A starting point is reviewing the terms used when referring to donors and the donation process. For example, the term ‘donor’ has a much different meaning in healthcare, such as organ, tissue or blood donor, than it does in fundraising.

The team must be challenged to think about moving away from the traditional and transforming to an innovative approach in philanthropy. Take a chance every moment possible to talk about the work of the organization and how it facilitates the love of humankind. It is critical to move from transactional language that has evolved from the original fundraising language, which came from the sales world. This transition needs to occur to distinguish the work and impact of philanthropy.

4. Partnerships

The primary relationships in healthcare are clinical. Philanthropy partnerships are secondary but can bring healing and joy to grateful patients and families as they share their experiences and story.
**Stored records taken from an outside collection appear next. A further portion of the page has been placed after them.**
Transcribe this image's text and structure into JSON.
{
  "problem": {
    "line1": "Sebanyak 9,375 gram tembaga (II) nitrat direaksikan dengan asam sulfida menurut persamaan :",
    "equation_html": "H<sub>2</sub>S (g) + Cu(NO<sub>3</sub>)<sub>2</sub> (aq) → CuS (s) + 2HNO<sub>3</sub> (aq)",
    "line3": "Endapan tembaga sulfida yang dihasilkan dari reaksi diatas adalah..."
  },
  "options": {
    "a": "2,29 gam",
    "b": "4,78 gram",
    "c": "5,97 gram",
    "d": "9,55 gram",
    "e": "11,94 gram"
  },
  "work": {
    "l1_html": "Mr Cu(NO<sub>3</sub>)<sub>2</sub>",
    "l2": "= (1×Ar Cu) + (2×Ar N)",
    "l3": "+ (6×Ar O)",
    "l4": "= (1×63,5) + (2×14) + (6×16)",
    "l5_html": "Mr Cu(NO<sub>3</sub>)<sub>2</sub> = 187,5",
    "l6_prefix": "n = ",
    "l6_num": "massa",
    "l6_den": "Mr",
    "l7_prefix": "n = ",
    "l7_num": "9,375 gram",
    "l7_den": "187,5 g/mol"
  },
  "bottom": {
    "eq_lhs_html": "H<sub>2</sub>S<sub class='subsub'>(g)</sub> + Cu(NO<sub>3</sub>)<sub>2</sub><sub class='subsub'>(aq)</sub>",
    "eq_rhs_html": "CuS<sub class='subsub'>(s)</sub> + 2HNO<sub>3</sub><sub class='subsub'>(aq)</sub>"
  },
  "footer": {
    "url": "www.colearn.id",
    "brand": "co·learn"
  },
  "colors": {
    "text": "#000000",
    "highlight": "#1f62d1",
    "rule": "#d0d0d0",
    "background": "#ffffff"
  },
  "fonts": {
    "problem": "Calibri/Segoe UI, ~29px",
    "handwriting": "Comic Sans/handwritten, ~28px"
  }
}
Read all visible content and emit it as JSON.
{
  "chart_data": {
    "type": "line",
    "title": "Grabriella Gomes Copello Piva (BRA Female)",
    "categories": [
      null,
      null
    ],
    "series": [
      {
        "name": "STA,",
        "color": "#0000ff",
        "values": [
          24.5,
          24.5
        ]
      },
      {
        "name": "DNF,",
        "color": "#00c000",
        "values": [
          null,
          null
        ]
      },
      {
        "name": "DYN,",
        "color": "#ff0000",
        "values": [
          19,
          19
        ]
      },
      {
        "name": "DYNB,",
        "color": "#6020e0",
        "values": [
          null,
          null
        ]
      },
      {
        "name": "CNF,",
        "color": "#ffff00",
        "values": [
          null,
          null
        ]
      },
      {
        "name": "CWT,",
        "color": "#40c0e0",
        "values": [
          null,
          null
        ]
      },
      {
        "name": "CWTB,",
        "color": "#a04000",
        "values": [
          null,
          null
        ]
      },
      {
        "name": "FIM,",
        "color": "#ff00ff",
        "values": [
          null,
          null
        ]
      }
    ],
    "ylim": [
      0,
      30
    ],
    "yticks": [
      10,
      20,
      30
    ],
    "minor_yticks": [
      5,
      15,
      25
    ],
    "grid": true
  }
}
Philanthropy is an extension of the team, and a small part that can help people process emotions, passion and gratitude, and these conversations can provide an outlet for them to express themselves in a way that further supports the care team.

It is important to find innovative approaches to facilitate gratitude and recognize those that are partners and champions of the work of the organization. The philanthropy team must encourage and allow people to share their stories and appreciation for care team members. As a way to immerse the language and gratitude focused philanthropy, look at having a dedicated gratitude program, or create naming/recognition opportunities for those inspired.

A way to extend gratitude further and inspire others is to integrate gratitude into donor recognition and engagement. Inspire others to see themselves and feel connected to the cause. Through this, share their experiences and inspiration for giving, for others to see and understand, resulting in a culture of gratitude among the healthcare team, patients, partners, and families. Integrating gratitude celebrates people investing in people.